Zur Begründung ihrer Klage macht die Klägerin geltend, die (verbleibende) Kürzung der Vorsteuerbeträge sei rechtswidrig, da sich aus den streitigen Rechnungen der Name und die Anschrift ihres – der Klägerin – Unternehmens eindeutig und leicht nachprüfbar feststellen lasse. Eine Verwechselungsgefahr mit der unter derselben Anschrift ansässigen deutschen GmbH sei nicht gegeben.
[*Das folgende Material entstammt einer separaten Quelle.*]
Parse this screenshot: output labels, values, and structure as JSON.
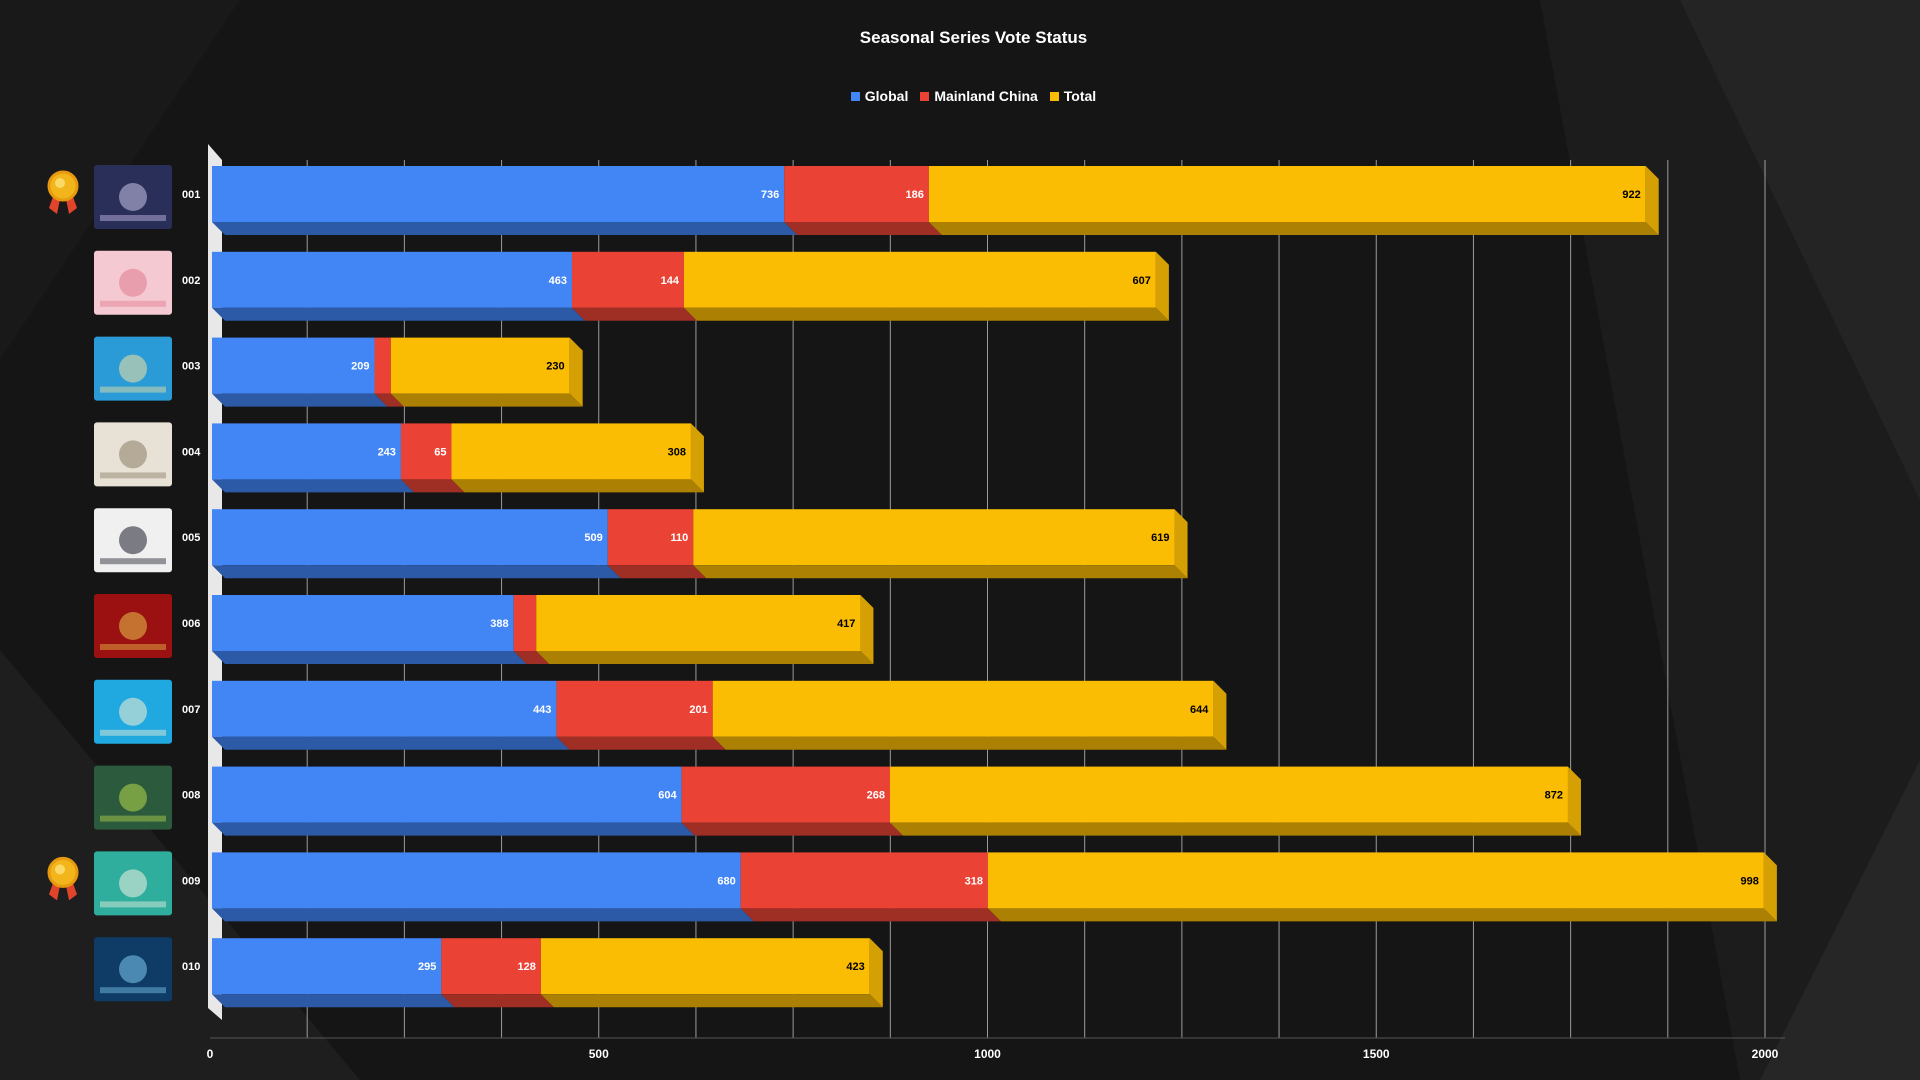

Die deutsche GmbH habe keine vertraglichen Beziehungen zu den Vertragspartnern der Klägerin gehabt, die die streitigen Rechnungen ausgestellten hätten. Dem Rechnungsaussteller mit dem größten Umsatzanteil, der F., sei die E. GmbH überhaupt nicht bekannt gewesen, wie sich aus deren als Anlage VI beigefügtem Schreiben vom 25.11.2009 ergebe. Nach dem Urteil des Bundesfinanzhofs (BFH) vom 30.4.2009 (V R 15/07) dürften die Anforderungen an die Rechnungstellung nicht über das hinausgehen, was erforderlich sei, um die Erhebung der Mehrwertsteuer und ihre Überprüfung durch die Finanzverwaltung zu sichern und Steuerhinterziehungen zu verhindern. Im Streitfall seien keine Anhaltspunkte für eine erschwerte Erhebung oder Überprüfung der Umsatzsteuer oder für einen steuerlichen Schaden erkennbar, zumal die leistenden Unternehmen die geschuldeten Umsatzsteuerbeträge nachprüfbar abgeführt hätten.
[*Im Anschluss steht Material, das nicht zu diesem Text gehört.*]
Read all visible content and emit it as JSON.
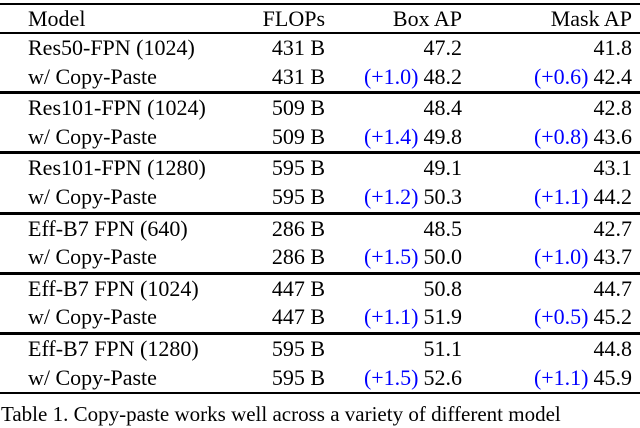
{
  "table": {
    "headers": {
      "model": "Model",
      "flops": "FLOPs",
      "box_ap": "Box AP",
      "mask_ap": "Mask AP"
    },
    "groups": [
      {
        "rows": [
          {
            "model": "Res50-FPN (1024)",
            "flops": "431 B",
            "box": "47.2",
            "mask": "41.8"
          },
          {
            "model": "w/ Copy-Paste",
            "flops": "431 B",
            "box_delta": "(+1.0)",
            "box": "48.2",
            "mask_delta": "(+0.6)",
            "mask": "42.4"
          }
        ]
      },
      {
        "rows": [
          {
            "model": "Res101-FPN (1024)",
            "flops": "509 B",
            "box": "48.4",
            "mask": "42.8"
          },
          {
            "model": "w/ Copy-Paste",
            "flops": "509 B",
            "box_delta": "(+1.4)",
            "box": "49.8",
            "mask_delta": "(+0.8)",
            "mask": "43.6"
          }
        ]
      },
      {
        "rows": [
          {
            "model": "Res101-FPN (1280)",
            "flops": "595 B",
            "box": "49.1",
            "mask": "43.1"
          },
          {
            "model": "w/ Copy-Paste",
            "flops": "595 B",
            "box_delta": "(+1.2)",
            "box": "50.3",
            "mask_delta": "(+1.1)",
            "mask": "44.2"
          }
        ]
      },
      {
        "rows": [
          {
            "model": "Eff-B7 FPN (640)",
            "flops": "286 B",
            "box": "48.5",
            "mask": "42.7"
          },
          {
            "model": "w/ Copy-Paste",
            "flops": "286 B",
            "box_delta": "(+1.5)",
            "box": "50.0",
            "mask_delta": "(+1.0)",
            "mask": "43.7"
          }
        ]
      },
      {
        "rows": [
          {
            "model": "Eff-B7 FPN (1024)",
            "flops": "447 B",
            "box": "50.8",
            "mask": "44.7"
          },
          {
            "model": "w/ Copy-Paste",
            "flops": "447 B",
            "box_delta": "(+1.1)",
            "box": "51.9",
            "mask_delta": "(+0.5)",
            "mask": "45.2"
          }
        ]
      },
      {
        "rows": [
          {
            "model": "Eff-B7 FPN (1280)",
            "flops": "595 B",
            "box": "51.1",
            "mask": "44.8"
          },
          {
            "model": "w/ Copy-Paste",
            "flops": "595 B",
            "box_delta": "(+1.5)",
            "box": "52.6",
            "mask_delta": "(+1.1)",
            "mask": "45.9"
          }
        ]
      }
    ]
  },
  "caption": "Table 1. Copy-paste works well across a variety of different model",
  "colors": {
    "delta": "#0000ff",
    "text": "#000000",
    "rule": "#000000"
  }
}
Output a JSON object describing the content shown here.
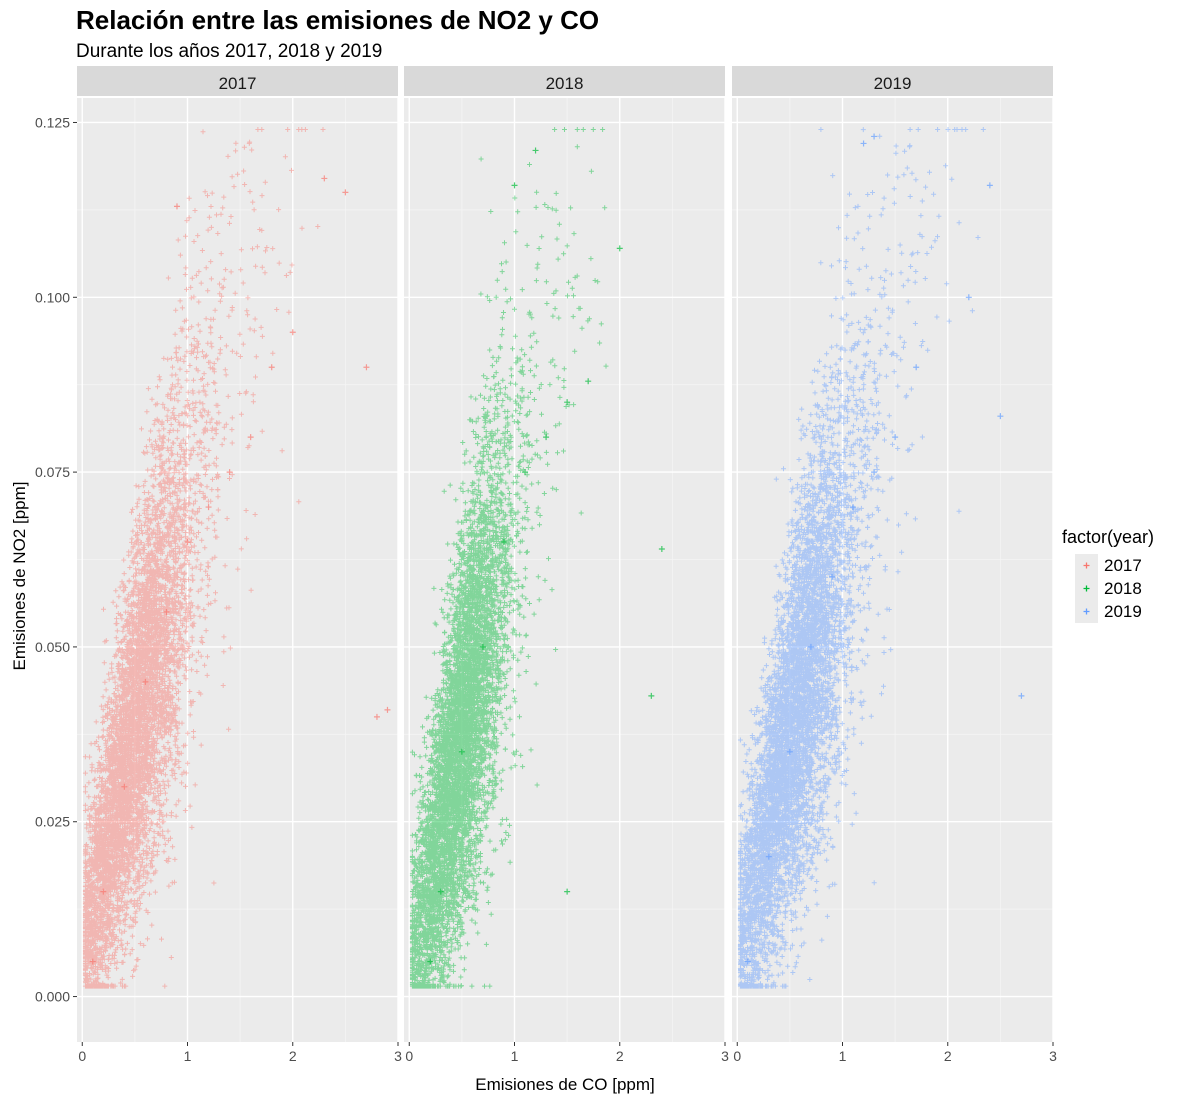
{
  "chart_data": {
    "type": "scatter",
    "title": "Relación entre las emisiones de NO2 y CO",
    "subtitle": "Durante los años 2017, 2018 y 2019",
    "xlabel": "Emisiones de CO [ppm]",
    "ylabel": "Emisiones de NO2 [ppm]",
    "xlim": [
      -0.05,
      3.0
    ],
    "ylim": [
      -0.0065,
      0.1285
    ],
    "x_ticks": [
      0,
      1,
      2,
      3
    ],
    "x_tick_labels": [
      "0",
      "1",
      "2",
      "3"
    ],
    "y_ticks": [
      0.0,
      0.025,
      0.05,
      0.075,
      0.1,
      0.125
    ],
    "y_tick_labels": [
      "0.000",
      "0.025",
      "0.050",
      "0.075",
      "0.100",
      "0.125"
    ],
    "grid": true,
    "facets": [
      "2017",
      "2018",
      "2019"
    ],
    "legend": {
      "title": "factor(year)",
      "position": "right",
      "entries": [
        "2017",
        "2018",
        "2019"
      ]
    },
    "colors": {
      "2017": "#F8766D",
      "2018": "#00BA38",
      "2019": "#619CFF"
    },
    "series": [
      {
        "name": "2017",
        "description_points": [
          [
            0.1,
            0.005
          ],
          [
            0.2,
            0.015
          ],
          [
            0.4,
            0.03
          ],
          [
            0.6,
            0.045
          ],
          [
            0.8,
            0.055
          ],
          [
            1.0,
            0.065
          ],
          [
            1.2,
            0.07
          ],
          [
            1.4,
            0.075
          ],
          [
            1.6,
            0.08
          ],
          [
            1.8,
            0.09
          ],
          [
            2.0,
            0.095
          ],
          [
            2.3,
            0.117
          ],
          [
            2.5,
            0.115
          ],
          [
            2.8,
            0.04
          ],
          [
            2.9,
            0.041
          ],
          [
            0.9,
            0.113
          ],
          [
            2.7,
            0.09
          ]
        ]
      },
      {
        "name": "2018",
        "description_points": [
          [
            0.2,
            0.005
          ],
          [
            0.3,
            0.015
          ],
          [
            0.5,
            0.035
          ],
          [
            0.7,
            0.05
          ],
          [
            0.9,
            0.065
          ],
          [
            1.1,
            0.075
          ],
          [
            1.3,
            0.08
          ],
          [
            1.5,
            0.085
          ],
          [
            1.7,
            0.088
          ],
          [
            1.2,
            0.121
          ],
          [
            1.0,
            0.116
          ],
          [
            2.4,
            0.064
          ],
          [
            2.3,
            0.043
          ],
          [
            2.0,
            0.107
          ],
          [
            1.5,
            0.015
          ]
        ]
      },
      {
        "name": "2019",
        "description_points": [
          [
            0.1,
            0.005
          ],
          [
            0.3,
            0.02
          ],
          [
            0.5,
            0.035
          ],
          [
            0.7,
            0.05
          ],
          [
            0.9,
            0.06
          ],
          [
            1.1,
            0.07
          ],
          [
            1.3,
            0.075
          ],
          [
            1.5,
            0.08
          ],
          [
            1.7,
            0.09
          ],
          [
            1.2,
            0.122
          ],
          [
            1.3,
            0.123
          ],
          [
            2.4,
            0.116
          ],
          [
            2.7,
            0.043
          ],
          [
            2.5,
            0.083
          ],
          [
            2.2,
            0.1
          ]
        ]
      }
    ]
  }
}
Unabhängig davon seien die streitigen Rechnungen in Abstimmung mit der Betriebsprüfung in der Zeit von November 2008 bis Februar 2009 berichtigt worden. Nach der neuen Rechtsprechung des Gerichtshofs der Europäischen Union (EuGH) vom 15.7.2010 (C-368/09 – Pannon Gep) sei der Rechnungsberichtigung Rückwirkung beizumessen mit der Folge, dass die Vorsteuerkorrektur in den Streitjahren vorzunehmen sei. Dies gelte nach den Urteilsausführungen jedenfalls dann, wenn – wie hier – der Steuerpflichtige der Finanzbehörde vor Erlass ihrer Entscheidung über die Versagung des Vorsteuerabzugs eine berichtigte Rechnung zugeleitet habe.
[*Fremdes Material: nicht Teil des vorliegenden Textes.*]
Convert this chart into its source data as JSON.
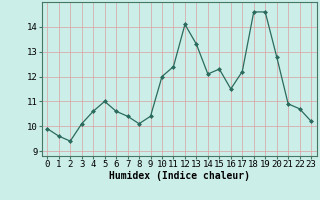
{
  "x": [
    0,
    1,
    2,
    3,
    4,
    5,
    6,
    7,
    8,
    9,
    10,
    11,
    12,
    13,
    14,
    15,
    16,
    17,
    18,
    19,
    20,
    21,
    22,
    23
  ],
  "y": [
    9.9,
    9.6,
    9.4,
    10.1,
    10.6,
    11.0,
    10.6,
    10.4,
    10.1,
    10.4,
    12.0,
    12.4,
    14.1,
    13.3,
    12.1,
    12.3,
    11.5,
    12.2,
    14.6,
    14.6,
    12.8,
    10.9,
    10.7,
    10.2
  ],
  "xlabel": "Humidex (Indice chaleur)",
  "xlim": [
    -0.5,
    23.5
  ],
  "ylim": [
    8.8,
    15.0
  ],
  "yticks": [
    9,
    10,
    11,
    12,
    13,
    14
  ],
  "xticks": [
    0,
    1,
    2,
    3,
    4,
    5,
    6,
    7,
    8,
    9,
    10,
    11,
    12,
    13,
    14,
    15,
    16,
    17,
    18,
    19,
    20,
    21,
    22,
    23
  ],
  "line_color": "#2a6b5e",
  "marker_color": "#2a6b5e",
  "bg_color": "#cceee8",
  "grid_color_v": "#d9a0a0",
  "grid_color_h": "#d9a0a0",
  "axis_label_fontsize": 7,
  "tick_fontsize": 6.5
}
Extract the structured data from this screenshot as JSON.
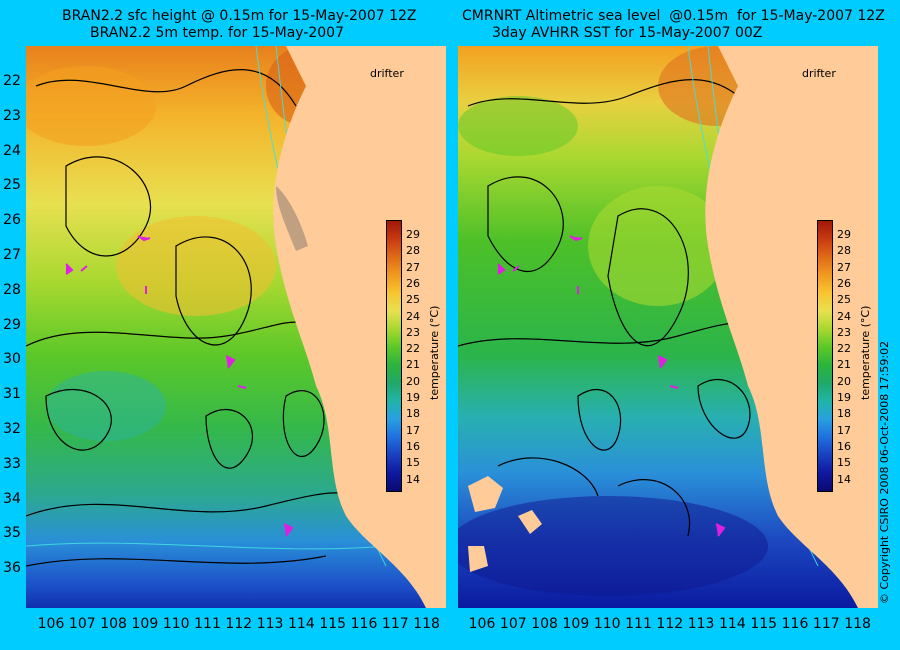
{
  "left_panel": {
    "title_line1": "BRAN2.2 sfc height @ 0.15m for 15-May-2007 12Z",
    "title_line2": "BRAN2.2 5m temp. for 15-May-2007",
    "drifter_label": "drifter"
  },
  "right_panel": {
    "title_line1": "CMRNRT Altimetric sea level  @0.15m  for 15-May-2007 12Z",
    "title_line2": "3day AVHRR SST for 15-May-2007 00Z",
    "drifter_label": "drifter"
  },
  "colorbar": {
    "label": "temperature (°C)",
    "ticks": [
      "29",
      "28",
      "27",
      "26",
      "25",
      "24",
      "23",
      "22",
      "21",
      "20",
      "19",
      "18",
      "17",
      "16",
      "15",
      "14"
    ],
    "colors": [
      "#a01808",
      "#c83a10",
      "#e06a18",
      "#f09a20",
      "#f8c430",
      "#e8e050",
      "#a8d830",
      "#5cc828",
      "#2cb43c",
      "#20a868",
      "#20b4a8",
      "#28a0e0",
      "#2070e0",
      "#1a40c0",
      "#1018a0",
      "#0a0a70"
    ]
  },
  "y_axis_ticks": [
    "22",
    "23",
    "24",
    "25",
    "26",
    "27",
    "28",
    "29",
    "30",
    "31",
    "32",
    "33",
    "34",
    "35",
    "36"
  ],
  "x_axis_ticks": [
    "106",
    "107",
    "108",
    "109",
    "110",
    "111",
    "112",
    "113",
    "114",
    "115",
    "116",
    "117",
    "118"
  ],
  "copyright": "© Copyright CSIRO 2008    06-Oct-2008 17:59:02",
  "colors": {
    "background": "#00ccff",
    "land": "#ffcc99",
    "drifter": "#e020e0",
    "contour": "#000000",
    "bathymetry": "#40e0e0"
  }
}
Die Klägerin hat schriftsätzlich beantragt,

die Umsatzsteuerbescheide 2003 bis 2006 vom 26.1.2011 unter Aufhebung der Einspruchsentscheidung vom 3.4.2012 dahingehend zu ändern, dass weitere Vorsteuerbeträge in Höhe von 59.467,17 EUR für 2003, 107.881,83 EUR für 2004, 110.237,19 EUR für 2005 und 60.107,37 EUR für 2006 berücksichtigt werden,

hilfsweise, die Revision zuzulassen.

Der Beklagte hat schriftsätzlich beantragt,

die Klage abzuweisen.

Er ist der Auffassung, die in Rede stehenden ursprünglichen Rechnungen entsprächen nicht der ständigen Rechtsprechung des BFH zu den Anforderungen an eine ordnungsgemäße Adressierung, insbesondere bestehe im Hinblick auf die unter der g...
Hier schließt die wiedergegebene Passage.